For that, he needed the authority to name that resided in the mask. His calculation was that if he gave the god of calamity a name, called that name, and issued a command, the being so called would be bound to obey.

A bird cried in the distance. Myojeong gazed toward the far sky.

“Myojeong, what are you doing? The food’s ready.”

“All right.”

Myojeong sat across from the child with a small table between them.

“Did you burn the rice again today?”

“...Rice tastes better when it’s a little burnt.”

“Hah, honestly.”

It was a daily life that felt like fumbling down a path by the light of a small lantern.

Even so, there were many happy days.

About a fortnight after he sent the letter, Hwirim came to visit.

“Here. This is the item you entrusted to me before.”

Myojeong felt a pang of disappointment that Hwirim, who had not answered him for years, had come immediately once he stated his exact business. And yet the mere sight of Hwirim’s face left him flustered, like some foolish boy.

Hwirim, whom he had not seen in so long, was just the same. He treated Myojeong as casually as if they had parted only yesterday.

“Do you have a spare room? I’ve come a long way, so I was thinking of staying the night.”

Myojeong stood dazed for a moment, then quickly nodded.

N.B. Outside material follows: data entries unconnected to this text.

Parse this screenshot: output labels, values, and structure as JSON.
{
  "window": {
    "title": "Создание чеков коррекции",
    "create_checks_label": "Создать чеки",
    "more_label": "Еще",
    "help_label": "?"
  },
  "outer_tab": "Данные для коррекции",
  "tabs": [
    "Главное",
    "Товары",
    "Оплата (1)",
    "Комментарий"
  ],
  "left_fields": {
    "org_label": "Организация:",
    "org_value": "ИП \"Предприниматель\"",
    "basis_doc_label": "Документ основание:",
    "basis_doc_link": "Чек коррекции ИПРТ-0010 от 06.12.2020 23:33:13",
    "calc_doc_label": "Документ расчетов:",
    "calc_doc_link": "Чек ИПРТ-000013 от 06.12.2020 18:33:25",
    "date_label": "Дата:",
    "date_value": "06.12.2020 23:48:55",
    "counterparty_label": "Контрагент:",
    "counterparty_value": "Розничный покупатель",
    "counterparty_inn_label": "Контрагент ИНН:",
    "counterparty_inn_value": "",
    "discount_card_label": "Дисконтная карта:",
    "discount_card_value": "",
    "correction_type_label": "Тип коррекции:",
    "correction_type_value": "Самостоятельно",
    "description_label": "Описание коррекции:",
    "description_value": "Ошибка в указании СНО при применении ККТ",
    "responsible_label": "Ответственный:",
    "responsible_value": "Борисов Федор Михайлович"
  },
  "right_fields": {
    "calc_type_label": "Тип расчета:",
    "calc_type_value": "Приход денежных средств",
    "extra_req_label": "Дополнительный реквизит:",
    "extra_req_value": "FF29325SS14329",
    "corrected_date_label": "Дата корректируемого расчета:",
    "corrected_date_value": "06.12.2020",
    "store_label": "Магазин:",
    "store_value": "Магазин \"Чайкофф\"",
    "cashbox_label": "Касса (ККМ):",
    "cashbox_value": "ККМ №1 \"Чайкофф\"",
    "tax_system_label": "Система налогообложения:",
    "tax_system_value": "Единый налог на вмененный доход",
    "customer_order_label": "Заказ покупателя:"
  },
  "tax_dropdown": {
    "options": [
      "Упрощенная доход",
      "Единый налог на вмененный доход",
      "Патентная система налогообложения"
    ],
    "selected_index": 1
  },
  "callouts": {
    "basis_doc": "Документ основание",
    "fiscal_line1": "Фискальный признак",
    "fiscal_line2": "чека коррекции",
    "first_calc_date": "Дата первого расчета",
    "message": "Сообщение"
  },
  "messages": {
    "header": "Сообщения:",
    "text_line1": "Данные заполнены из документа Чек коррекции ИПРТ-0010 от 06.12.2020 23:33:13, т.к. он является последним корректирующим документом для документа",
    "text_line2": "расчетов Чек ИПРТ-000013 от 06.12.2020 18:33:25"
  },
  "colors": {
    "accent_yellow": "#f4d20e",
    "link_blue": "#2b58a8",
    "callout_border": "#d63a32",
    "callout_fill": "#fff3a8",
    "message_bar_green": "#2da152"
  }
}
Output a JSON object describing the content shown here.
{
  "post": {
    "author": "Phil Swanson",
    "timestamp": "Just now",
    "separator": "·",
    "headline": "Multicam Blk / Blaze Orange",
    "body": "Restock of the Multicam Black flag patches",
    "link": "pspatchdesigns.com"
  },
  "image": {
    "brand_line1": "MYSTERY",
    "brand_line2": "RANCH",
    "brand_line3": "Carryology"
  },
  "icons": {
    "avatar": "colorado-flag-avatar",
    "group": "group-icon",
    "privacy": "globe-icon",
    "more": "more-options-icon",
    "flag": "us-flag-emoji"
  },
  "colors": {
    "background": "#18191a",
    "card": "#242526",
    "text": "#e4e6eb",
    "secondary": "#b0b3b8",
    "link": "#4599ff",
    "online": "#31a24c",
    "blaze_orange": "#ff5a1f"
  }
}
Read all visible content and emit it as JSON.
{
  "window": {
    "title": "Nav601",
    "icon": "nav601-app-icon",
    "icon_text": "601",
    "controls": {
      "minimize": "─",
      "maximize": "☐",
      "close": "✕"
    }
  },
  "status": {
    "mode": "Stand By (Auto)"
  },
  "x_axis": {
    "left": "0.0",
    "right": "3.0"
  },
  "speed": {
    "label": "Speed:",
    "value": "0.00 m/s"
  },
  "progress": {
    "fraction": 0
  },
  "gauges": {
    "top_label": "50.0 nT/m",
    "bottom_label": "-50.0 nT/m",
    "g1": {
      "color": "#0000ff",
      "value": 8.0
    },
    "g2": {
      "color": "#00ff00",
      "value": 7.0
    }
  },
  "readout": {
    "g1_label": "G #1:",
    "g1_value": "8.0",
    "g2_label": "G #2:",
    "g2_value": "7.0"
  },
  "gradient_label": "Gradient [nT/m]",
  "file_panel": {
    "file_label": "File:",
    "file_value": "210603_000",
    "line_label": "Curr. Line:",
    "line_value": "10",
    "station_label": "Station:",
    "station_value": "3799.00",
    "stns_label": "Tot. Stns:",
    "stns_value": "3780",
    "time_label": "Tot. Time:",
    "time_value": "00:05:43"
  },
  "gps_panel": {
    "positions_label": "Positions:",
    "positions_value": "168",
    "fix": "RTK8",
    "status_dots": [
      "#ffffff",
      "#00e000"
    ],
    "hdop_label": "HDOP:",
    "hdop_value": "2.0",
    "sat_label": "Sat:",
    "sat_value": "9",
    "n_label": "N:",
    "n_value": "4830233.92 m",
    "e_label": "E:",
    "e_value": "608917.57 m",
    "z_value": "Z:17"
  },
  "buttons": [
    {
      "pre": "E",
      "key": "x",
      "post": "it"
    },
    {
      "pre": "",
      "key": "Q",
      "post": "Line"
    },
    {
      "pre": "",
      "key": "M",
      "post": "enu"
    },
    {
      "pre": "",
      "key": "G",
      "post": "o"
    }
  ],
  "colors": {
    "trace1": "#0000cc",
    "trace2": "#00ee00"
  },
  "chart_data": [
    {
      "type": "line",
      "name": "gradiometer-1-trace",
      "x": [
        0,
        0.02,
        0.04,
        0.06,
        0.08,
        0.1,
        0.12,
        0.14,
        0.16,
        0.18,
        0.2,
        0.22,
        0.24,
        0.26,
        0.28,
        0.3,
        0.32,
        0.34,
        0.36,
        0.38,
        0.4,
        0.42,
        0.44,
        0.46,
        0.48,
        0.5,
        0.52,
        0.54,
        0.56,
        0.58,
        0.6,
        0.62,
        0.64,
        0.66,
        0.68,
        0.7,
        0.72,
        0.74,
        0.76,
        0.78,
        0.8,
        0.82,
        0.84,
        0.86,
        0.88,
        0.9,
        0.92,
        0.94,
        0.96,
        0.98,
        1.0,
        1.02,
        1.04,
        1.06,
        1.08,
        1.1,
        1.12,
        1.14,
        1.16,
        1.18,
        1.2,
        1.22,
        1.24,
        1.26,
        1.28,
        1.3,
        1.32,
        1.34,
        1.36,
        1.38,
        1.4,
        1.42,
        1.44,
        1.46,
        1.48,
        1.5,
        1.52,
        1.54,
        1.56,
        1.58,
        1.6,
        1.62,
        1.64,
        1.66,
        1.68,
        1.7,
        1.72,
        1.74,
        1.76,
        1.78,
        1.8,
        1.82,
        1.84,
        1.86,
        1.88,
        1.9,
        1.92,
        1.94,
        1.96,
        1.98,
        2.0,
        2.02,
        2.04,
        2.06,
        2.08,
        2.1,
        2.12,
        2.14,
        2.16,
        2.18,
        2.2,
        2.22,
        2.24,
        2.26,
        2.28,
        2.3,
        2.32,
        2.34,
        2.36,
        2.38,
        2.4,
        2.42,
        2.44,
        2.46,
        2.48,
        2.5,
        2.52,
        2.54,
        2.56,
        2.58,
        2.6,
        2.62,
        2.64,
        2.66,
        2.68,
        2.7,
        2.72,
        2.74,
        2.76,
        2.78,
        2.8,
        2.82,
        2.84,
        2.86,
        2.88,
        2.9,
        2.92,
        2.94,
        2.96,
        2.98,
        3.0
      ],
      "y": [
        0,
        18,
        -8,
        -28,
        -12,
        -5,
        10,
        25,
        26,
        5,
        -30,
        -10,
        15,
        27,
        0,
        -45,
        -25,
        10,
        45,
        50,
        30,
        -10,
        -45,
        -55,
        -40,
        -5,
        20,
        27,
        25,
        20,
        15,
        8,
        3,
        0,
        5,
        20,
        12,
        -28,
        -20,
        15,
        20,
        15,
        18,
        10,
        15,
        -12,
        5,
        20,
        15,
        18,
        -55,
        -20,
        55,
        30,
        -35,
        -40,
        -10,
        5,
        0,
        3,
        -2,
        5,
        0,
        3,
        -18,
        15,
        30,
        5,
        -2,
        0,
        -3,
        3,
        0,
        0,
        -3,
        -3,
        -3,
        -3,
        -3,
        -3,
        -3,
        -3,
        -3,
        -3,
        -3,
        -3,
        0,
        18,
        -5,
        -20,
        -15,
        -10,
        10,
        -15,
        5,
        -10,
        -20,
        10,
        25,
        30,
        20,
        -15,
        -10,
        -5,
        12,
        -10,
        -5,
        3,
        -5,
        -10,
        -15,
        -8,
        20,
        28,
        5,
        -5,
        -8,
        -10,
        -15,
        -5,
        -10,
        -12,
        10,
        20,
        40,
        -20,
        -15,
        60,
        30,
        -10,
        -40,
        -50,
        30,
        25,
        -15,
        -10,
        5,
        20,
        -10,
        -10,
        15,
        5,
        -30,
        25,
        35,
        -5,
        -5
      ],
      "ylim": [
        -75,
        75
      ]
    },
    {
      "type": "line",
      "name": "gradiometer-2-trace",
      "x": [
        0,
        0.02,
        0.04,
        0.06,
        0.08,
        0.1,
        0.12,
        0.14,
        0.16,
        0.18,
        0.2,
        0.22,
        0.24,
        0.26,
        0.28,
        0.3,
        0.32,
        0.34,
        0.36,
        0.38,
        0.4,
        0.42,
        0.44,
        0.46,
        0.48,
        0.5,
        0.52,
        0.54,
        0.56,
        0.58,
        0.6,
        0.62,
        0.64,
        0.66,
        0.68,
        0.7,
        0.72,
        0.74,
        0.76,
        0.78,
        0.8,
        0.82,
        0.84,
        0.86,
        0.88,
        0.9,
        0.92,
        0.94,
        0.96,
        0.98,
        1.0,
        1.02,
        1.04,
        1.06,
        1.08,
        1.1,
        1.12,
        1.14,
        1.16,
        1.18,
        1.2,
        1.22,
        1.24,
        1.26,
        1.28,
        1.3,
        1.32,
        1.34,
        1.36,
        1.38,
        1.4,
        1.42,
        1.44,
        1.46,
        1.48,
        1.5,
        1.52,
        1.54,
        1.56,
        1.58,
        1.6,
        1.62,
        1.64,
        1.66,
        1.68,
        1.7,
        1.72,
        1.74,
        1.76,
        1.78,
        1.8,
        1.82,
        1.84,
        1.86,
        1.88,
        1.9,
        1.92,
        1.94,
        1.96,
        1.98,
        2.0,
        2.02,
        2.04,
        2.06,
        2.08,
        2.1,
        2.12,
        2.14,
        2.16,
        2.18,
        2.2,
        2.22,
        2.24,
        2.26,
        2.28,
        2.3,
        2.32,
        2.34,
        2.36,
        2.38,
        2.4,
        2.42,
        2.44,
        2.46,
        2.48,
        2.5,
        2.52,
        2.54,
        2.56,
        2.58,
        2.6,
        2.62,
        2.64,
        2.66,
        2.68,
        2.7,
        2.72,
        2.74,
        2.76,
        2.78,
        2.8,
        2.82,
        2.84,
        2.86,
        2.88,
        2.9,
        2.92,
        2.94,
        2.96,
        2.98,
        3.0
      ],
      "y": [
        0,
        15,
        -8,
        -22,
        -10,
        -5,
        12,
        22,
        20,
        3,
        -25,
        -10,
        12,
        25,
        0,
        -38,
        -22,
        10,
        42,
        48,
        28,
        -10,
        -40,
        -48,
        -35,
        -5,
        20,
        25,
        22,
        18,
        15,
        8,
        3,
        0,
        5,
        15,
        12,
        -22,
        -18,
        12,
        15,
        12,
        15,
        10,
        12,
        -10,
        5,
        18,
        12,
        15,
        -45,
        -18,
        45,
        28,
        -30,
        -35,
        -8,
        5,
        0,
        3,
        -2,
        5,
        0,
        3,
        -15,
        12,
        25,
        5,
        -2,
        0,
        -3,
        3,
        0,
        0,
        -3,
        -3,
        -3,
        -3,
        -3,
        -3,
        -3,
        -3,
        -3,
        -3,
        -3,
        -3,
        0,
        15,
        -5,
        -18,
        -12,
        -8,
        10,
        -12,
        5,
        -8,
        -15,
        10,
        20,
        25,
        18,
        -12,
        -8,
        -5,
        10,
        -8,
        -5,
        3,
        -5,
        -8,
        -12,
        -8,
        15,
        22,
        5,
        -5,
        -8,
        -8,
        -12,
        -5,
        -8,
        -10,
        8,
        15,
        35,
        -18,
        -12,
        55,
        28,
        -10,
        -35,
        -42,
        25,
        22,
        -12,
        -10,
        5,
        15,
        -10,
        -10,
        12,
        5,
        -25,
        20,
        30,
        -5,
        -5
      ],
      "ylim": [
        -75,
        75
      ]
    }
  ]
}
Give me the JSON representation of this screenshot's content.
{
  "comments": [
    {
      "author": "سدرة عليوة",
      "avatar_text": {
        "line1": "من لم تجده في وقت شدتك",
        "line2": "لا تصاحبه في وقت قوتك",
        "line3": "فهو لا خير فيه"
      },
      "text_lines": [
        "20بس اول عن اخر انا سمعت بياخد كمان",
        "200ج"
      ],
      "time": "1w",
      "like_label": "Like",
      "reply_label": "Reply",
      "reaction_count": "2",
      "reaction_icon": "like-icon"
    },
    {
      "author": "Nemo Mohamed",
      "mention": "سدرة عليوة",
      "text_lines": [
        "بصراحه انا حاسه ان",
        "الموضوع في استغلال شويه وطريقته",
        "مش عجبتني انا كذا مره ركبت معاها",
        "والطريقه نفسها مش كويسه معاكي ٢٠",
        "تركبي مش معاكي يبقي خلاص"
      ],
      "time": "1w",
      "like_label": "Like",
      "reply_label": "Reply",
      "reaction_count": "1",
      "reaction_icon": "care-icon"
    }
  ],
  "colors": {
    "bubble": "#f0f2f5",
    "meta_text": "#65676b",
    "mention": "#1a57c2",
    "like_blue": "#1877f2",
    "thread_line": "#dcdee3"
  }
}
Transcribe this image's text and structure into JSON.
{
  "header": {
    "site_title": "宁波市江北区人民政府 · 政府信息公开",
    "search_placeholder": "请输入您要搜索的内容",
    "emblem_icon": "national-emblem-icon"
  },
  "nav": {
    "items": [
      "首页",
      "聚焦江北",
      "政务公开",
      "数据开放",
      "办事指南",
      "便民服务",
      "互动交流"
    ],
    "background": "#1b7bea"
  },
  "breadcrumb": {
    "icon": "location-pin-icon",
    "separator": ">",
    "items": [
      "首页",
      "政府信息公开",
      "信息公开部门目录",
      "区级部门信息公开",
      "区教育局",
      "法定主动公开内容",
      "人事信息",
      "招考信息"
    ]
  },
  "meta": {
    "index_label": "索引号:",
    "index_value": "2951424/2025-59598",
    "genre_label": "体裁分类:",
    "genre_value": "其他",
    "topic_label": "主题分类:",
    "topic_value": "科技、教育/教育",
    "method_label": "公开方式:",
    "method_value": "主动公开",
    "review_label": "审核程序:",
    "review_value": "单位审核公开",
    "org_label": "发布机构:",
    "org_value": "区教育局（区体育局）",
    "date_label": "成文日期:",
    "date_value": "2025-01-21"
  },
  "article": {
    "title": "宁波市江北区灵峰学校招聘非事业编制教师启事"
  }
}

Hwirim said he would go wash at the stream. Myojeong hurriedly swept and wiped down one of the side rooms of the thatched house. Seeing Myojeong make such an uncharacteristic fuss, the child looked at him in confusion.

“Can’t the three of us just sleep together?”

“Hm?”

“We’d have to light a separate fire, so we can just sleep in one room.”

“......”

Myojeong was at a loss for words.

It seemed the child thought Hwirim was a woman.

Myojeong, lost in thought for a moment, was just about to part his lips to correct him.

“Actually, that person is...”

“I have a terrible habit of tossing and turning in my sleep.”

Just then, a voice cut in from behind them. Startled, Myojeong turned his head and saw Hwirim peeking through the crack in the door. When their eyes met, Hwirim held back a laugh and twitched one eyebrow.

Myojeong nodded awkwardly.

“Th-that’s right. He has a terrible habit of tossing and turning in his sleep...”

Hwirim was still a mischievous person.

Myojeong lay down to sleep.

For some reason, however, sleep would not come. He had met Hwirim again after so long, and yet it felt as though the day was simply passing by like this. After tossing and turning for a while, Myojeong sat up. The child was sleeping soundly, his belly exposed. Faint moonlight seeped through the papered window. Myojeong reached out, covered the child’s belly, and pulled the blanket up to his chin.

After stroking the heated floor for a moment, Myojeong quietly got up. He could not sleep, and the floor felt somewhat cool, so he thought he would go to the firebox and check the fire. Myojeong closed the door so as not to wake the child and stepped outside, only to stop short.

Hwirim was standing in one corner of the yard, bathed in moonlight.

Sensing his presence, Hwirim turned to look at Myojeong. 𝘧𝓇ℯℯ𝑤ℯ𝘣𝓃ℴ𝓋𝑒𝑙.𝑐𝘰𝑚

His heart thudded, but Myojeong did not let it show as he slipped on his shoes. As he drew closer to the motionless Hwirim, Hwirim glanced toward the closed door, then opened his mouth and whispered,

“Why are you out here instead of sleeping?”